Learning to live for a Christian calling affected not only the way her son appreciated the world around him, but also who he's grown to love musically. Dahi gushes about reggae legend Bob Marley: "He was willing to die for his music and his message."

"Nowadays people are afraid to have a message in their music in regards to what's happening in the world. Who's going to say something? My goal with this music is to not to have to be less of myself when I see people. I want to be able to walk outside and be able to defend everything I created for it."

"Like, what are we doing?" It's a rhetorical question Dahi's asking, though it's hard to tell. It really does sound like he wants an answer from every artist that's ever held a microphone in front of an audience.

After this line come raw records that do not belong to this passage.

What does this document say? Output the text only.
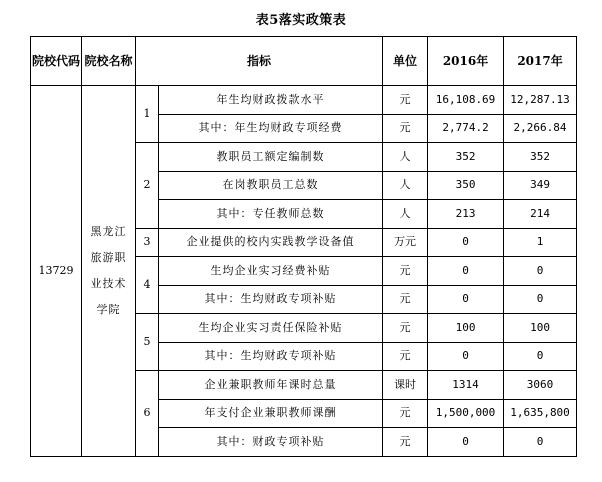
表5落实政策表
院校代码	院校名称	指标		单位	2016年	2017年
13729	黑龙江旅游职业技术学院	1	年生均财政拨款水平	元	16,108.69	12,287.13
			其中：年生均财政专项经费	元	2,774.2	2,266.84
		2	教职员工额定编制数	人	352	352
			在岗教职员工总数	人	350	349
			其中：专任教师总数	人	213	214
		3	企业提供的校内实践教学设备值	万元	0	1
		4	生均企业实习经费补贴	元	0	0
			其中：生均财政专项补贴	元	0	0
		5	生均企业实习责任保险补贴	元	100	100
			其中：生均财政专项补贴	元	0	0
		6	企业兼职教师年课时总量	课时	1314	3060
			年支付企业兼职教师课酬	元	1,500,000	1,635,800
			其中：财政专项补贴	元	0	0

Seed's tentative summer 2016 release will come courtesy of Def Jam Records, where Dahi landed after conversations with the label's VP of A&R, Grammy-winning producer, former Kanye West mentor and sometime collaborator, Dion "No I.D." Wilson.

"We hit it off," Dahi remembers of their first meetings this time last year in LA. "I've been wanting to make an [artist] album for a couple of years now. As a producer, you're behind the creative process; but it's not like back in the day when you'd have, say, a Quincy Jones, who would produce all these major artists and then have his own album. I wanted that. I told No I.D. and he said, 'Let's do it.'"

"I see greatness in him," says Wilson. The mission Dahi has taken on doesn't daunt the industry veteran, nor make him fearful that marketing such an album may prove difficult. "His perspective is important. Nobody was calling [positive messages] preachy when MCs were walking around with Africa medallions and being conscious in the '90s. When this generation gets that balance, that's what will really make me happy. It's more than possible to say something positive without being corny."

Back in the studio Dahi runs through rough drafts of potential Seed tracks. There's a hard-hitting one he envisions being called "No," about staying true to yourself, which he hopes ScHoolboy Q will tackle. Another song, "Home," features contributions from singer Sam Dew and is about connecting with family. Then he plays a cut featuring a slick bass line and vocals from Jesse Rutherford, frontman for The Neighbourhood. It's called "High," and it's about smoking weed, which Dahi doesn't do anymore. But the indie rocker does, so they talked about it and out came a song. "I don't find any blasphemy in it," says Dahi, in regards to marijuana intake.

At 60, Ms. Martin admits that she's not really into the songs her son has produced for others, mostly for "mom" reasons — too much vulgarity and such. She does admire the empowering project of The Good Seed, offering up this variant of Bible verse Psalms 127:5 when I ask her about the rap music business: "The children shall speak to the enemy at the gate."

"That's my baby," she says proudly.

Getting back to work, Dahi turns to his MacBook. If he's going to travel in the path of his idols, he's going to have to crank out something special. Before fully re-immersing himself into bass lines and roughs, Dahi adjusts the Milwaukee Bucks cap resting on his head and tosses up a prayer. "Lord willing, it'll happen."